What's more extraordinary is the fact that 50/50 was based on the real experiences of one of Rogen's friends who actually made it through a cancer diagnosis that gave him a 50% survival rate.

This isn't a comedy film, but it has comedic moments—and when Seth Rogen brings those moments, they arrive in full force.

And much respect to Joseph Gordon-Levitt's performance, which is strong as he showcases the horrors of the disease and the way it can bring a human to his lowest psychological state.

2. The Fabelmans (2022)

Steven Spielberg's film about his own younger years feels like one where he finally gave us the last part of his soul, and much of that comes from standout performances by Michelle Williams and Paul Dano as Steven Spielberg's own parents.

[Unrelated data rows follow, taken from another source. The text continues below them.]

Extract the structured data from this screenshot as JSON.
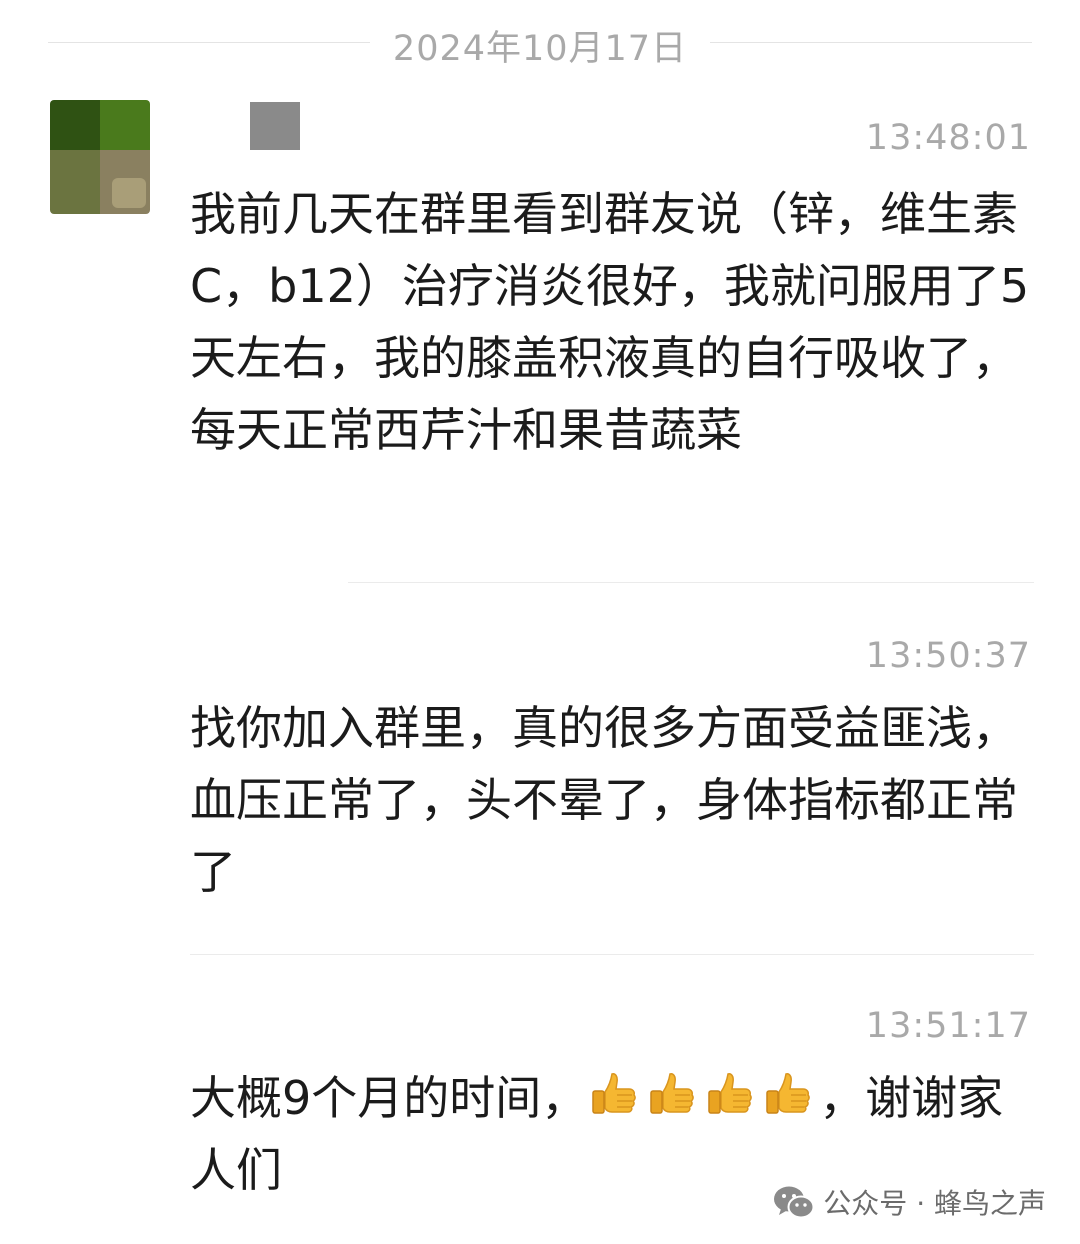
{
  "chat": {
    "date": "2024年10月17日",
    "messages": [
      {
        "time": "13:48:01",
        "text": "我前几天在群里看到群友说（锌，维生素C，b12）治疗消炎很好，我就问服用了5天左右，我的膝盖积液真的自行吸收了，\n每天正常西芹汁和果昔蔬菜"
      },
      {
        "time": "13:50:37",
        "text": "找你加入群里，真的很多方面受益匪浅，血压正常了，头不晕了，身体指标都正常了"
      },
      {
        "time": "13:51:17",
        "text_before": "大概9个月的时间，",
        "emoji_count": 4,
        "emoji_icon": "thumbs-up-icon",
        "text_after": "，谢谢家人们"
      }
    ]
  },
  "watermark": {
    "label": "公众号 · 蜂鸟之声",
    "icon": "wechat-icon"
  }
}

However, seeing Seth Rogen show up in the film as his father's best friend and his mother's lover is a striking difference from the usual comedy films he usually ends up in.

The Fabelmans is a love letter from a great filmmaker to his parents and to the profession he's dedicated his whole life to. In hiring Rogen, Spielberg proved that he can see more in an actor than meets the eye.

1. Steve Jobs (2015)

Steve Jobs was a flawed man who was hailed as a genius by those who barely knew anything about him. He's the subject of Danny Boyle's Steve Jobs, a brilliant film carried by Michael Fassbender's powerhouse performance as the eponymous tech billionaire.

While it failed to be a hit at the box office, Steve Jobs sang the right song to critics, who adored the film en masse.

In Steve Jobs, Seth Rogen plays Steve Wozniak, the partner to Jobs who was the true brains behind their partnership, the one who actually invented Apple's first computer. As Wozniak, Rogen is fantastic and it feels like the first time we really saw him shed his comedic skin.